Detail Ayat
Al-Ma'idah (Hidangan) Ayat 72
Fokus pada satu ayat, dengan navigasi ringkas dan panel konteks yang nyaman dibaca dari layar kecil sekalipun.
Topik
Kesesatan teologis Nasrani tentang Yesus (Ayat 72-73)
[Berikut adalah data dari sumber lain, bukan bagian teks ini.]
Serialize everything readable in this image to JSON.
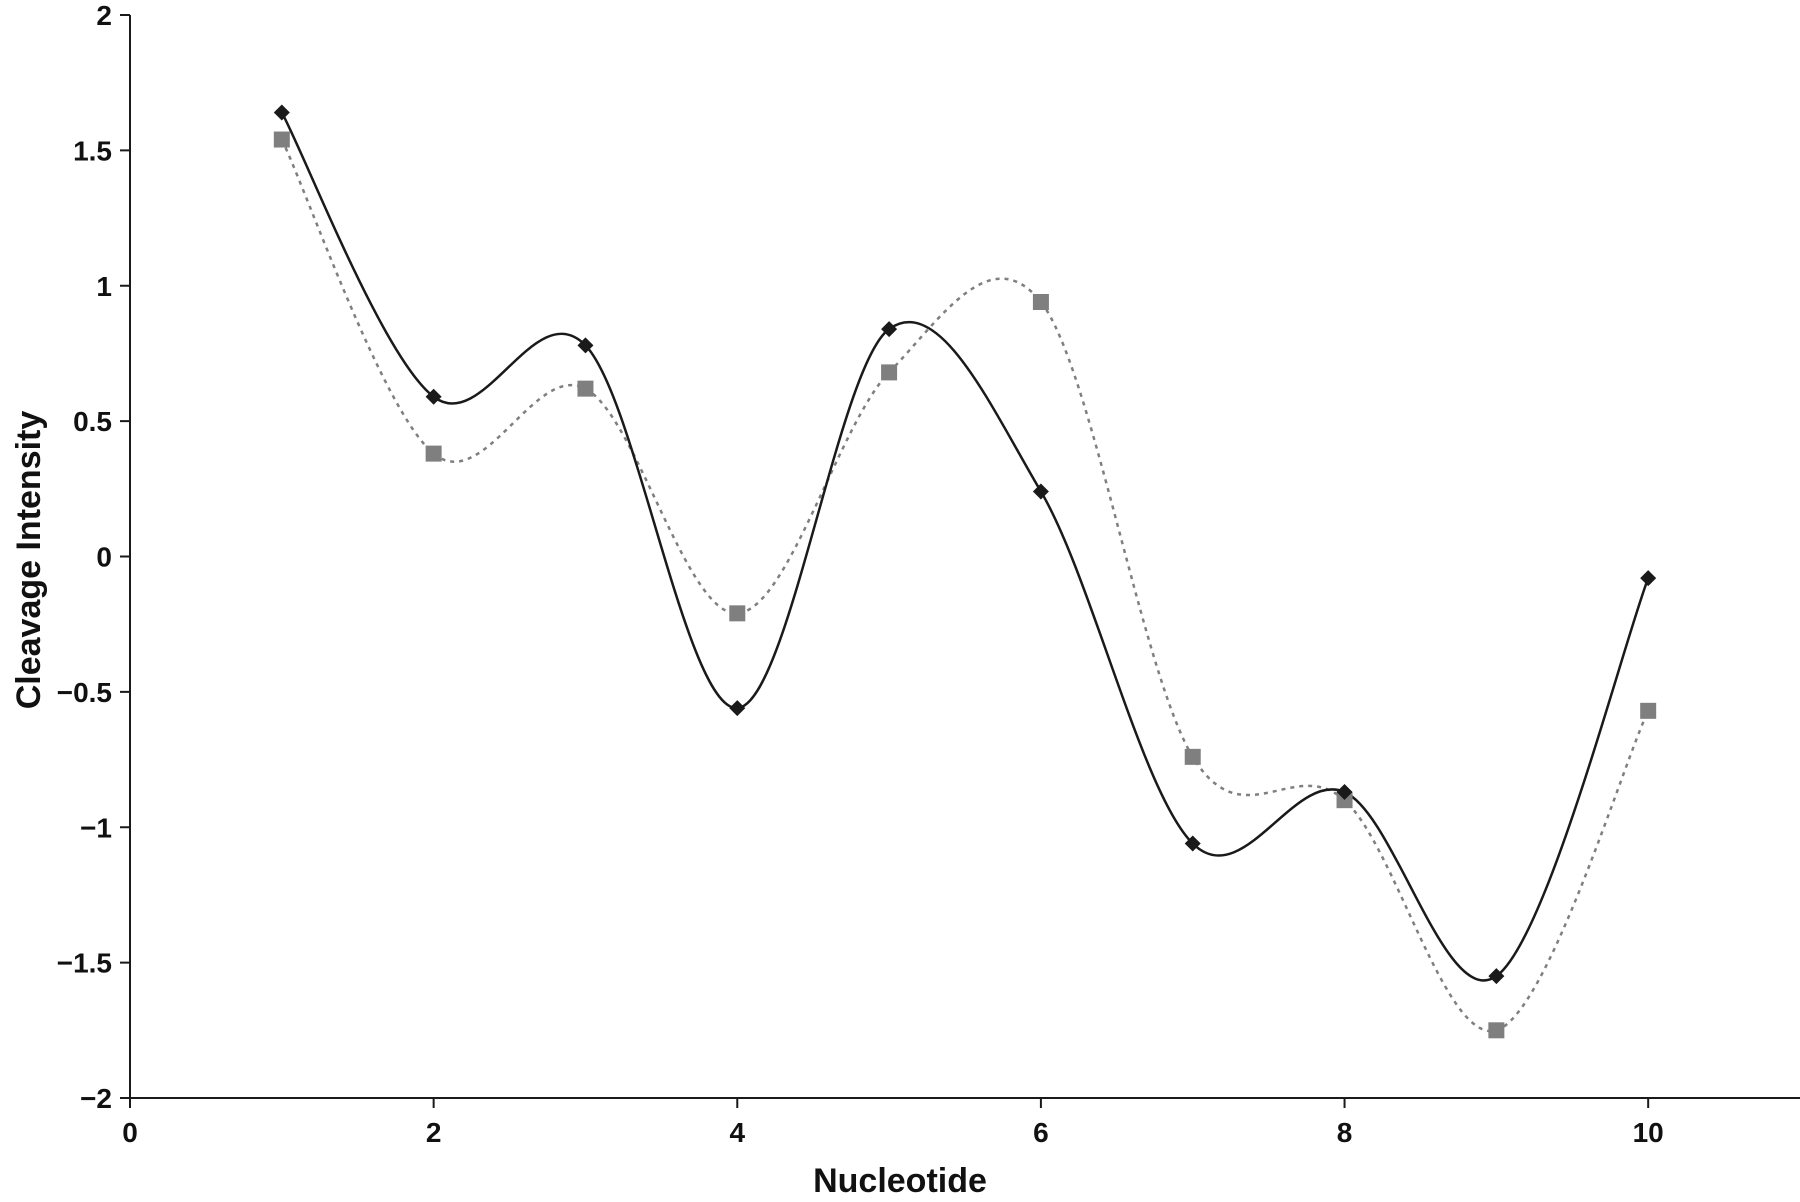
{
  "chart_data": {
    "type": "line",
    "title": "",
    "xlabel": "Nucleotide",
    "ylabel": "Cleavage Intensity",
    "xlim": [
      0,
      11
    ],
    "ylim": [
      -2,
      2
    ],
    "x_ticks": [
      0,
      2,
      4,
      6,
      8,
      10
    ],
    "x_tick_labels": [
      "0",
      "2",
      "4",
      "6",
      "8",
      "10"
    ],
    "y_ticks": [
      -2,
      -1.5,
      -1,
      -0.5,
      0,
      0.5,
      1,
      1.5,
      2
    ],
    "y_tick_labels": [
      "−2",
      "−1.5",
      "−1",
      "−0.5",
      "0",
      "0.5",
      "1",
      "1.5",
      "2"
    ],
    "grid": false,
    "legend": "none",
    "x": [
      1,
      2,
      3,
      4,
      5,
      6,
      7,
      8,
      9,
      10
    ],
    "series": [
      {
        "marker": "diamond",
        "line_style": "solid-smoothed",
        "color": "#1a1a1a",
        "values": [
          1.64,
          0.59,
          0.78,
          -0.56,
          0.84,
          0.24,
          -1.06,
          -0.87,
          -1.55,
          -0.08
        ]
      },
      {
        "marker": "square",
        "line_style": "dotted-smoothed",
        "color": "#7f7f7f",
        "values": [
          1.54,
          0.38,
          0.62,
          -0.21,
          0.68,
          0.94,
          -0.74,
          -0.9,
          -1.75,
          -0.57
        ]
      }
    ]
  }
}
لَقَدْ كَفَرَ الَّذِينَ قَالُوا إِنَّ اللَّهَ هُوَ الْمَسِيحُ ابْنُ مَرْيَمَ ۖ وَقَالَ الْمَسِيحُ يَا بَنِي إِسْرَائِيلَ اعْبُدُوا اللَّهَ رَبِّي وَرَبَّكُمْ ۖ إِنَّهُ مَنْ يُشْرِكْ بِاللَّهِ فَقَدْ حَرَّمَ اللَّهُ عَلَيْهِ الْجَنَّةَ وَمَأْوَاهُ النَّارُ ۖ وَمَا لِلظَّالِمِينَ مِنْ أَنْصَارٍ
Sungguh, telah kafir orang-orang yang berkata, "Sesungguhnya Allah itulah Al-Masih putra Maryam." padahal Al-Masih (sendiri) berkata, "Wahai Bani Israil! Sembahlah Allah, Tuhanku dan Tuhanmu." Sesungguhnya barang siapa mempersekutukan (sesuatu dengan) Allah, maka sungguh, Allah mengharamkan surga baginya, dan tempatnya ialah neraka. Dan tidak ada seorang penolong pun bagi orang-orang zalim itu.
Kritik
5:72-73 - Mengancam penganut Trinitas dengan neraka dan "azab yang pedih", menunjukkan ketidaktoleransian terhadap perbedaan teologis utama. - Mendeskripsikan keyakinan Kristen secara reduksionis, tanpa memahami nuansa teologi Kristen sebenarnya.
Logical Fallacy
Fallasi ekuivokasi - Ayat 72-73 menggunakan konsep "kafir" dengan definisi yang berubah-ubah, mengaplikasikannya pada orang-orang yang mempercayai doktrin Trinitas atau keyakinan bahwa Yesus adalah Allah, tanpa menjelaskan bagaimana definisi tersebut diterapkan secara konsisten.
Moral Concern
Inkonsistensi teologis - Terdapat ketegangan antara ayat 69 yang menunjukkan inklusivitas ("orang-orang yang beriman, orang-orang Yahudi, Ṣābiīn dan orang-orang Nasrani... tidak ada rasa khawatir padanya") dengan ayat-ayat lain yang lebih eksklusif seperti ayat 72-73 yang mengafirkan kelompok tertentu.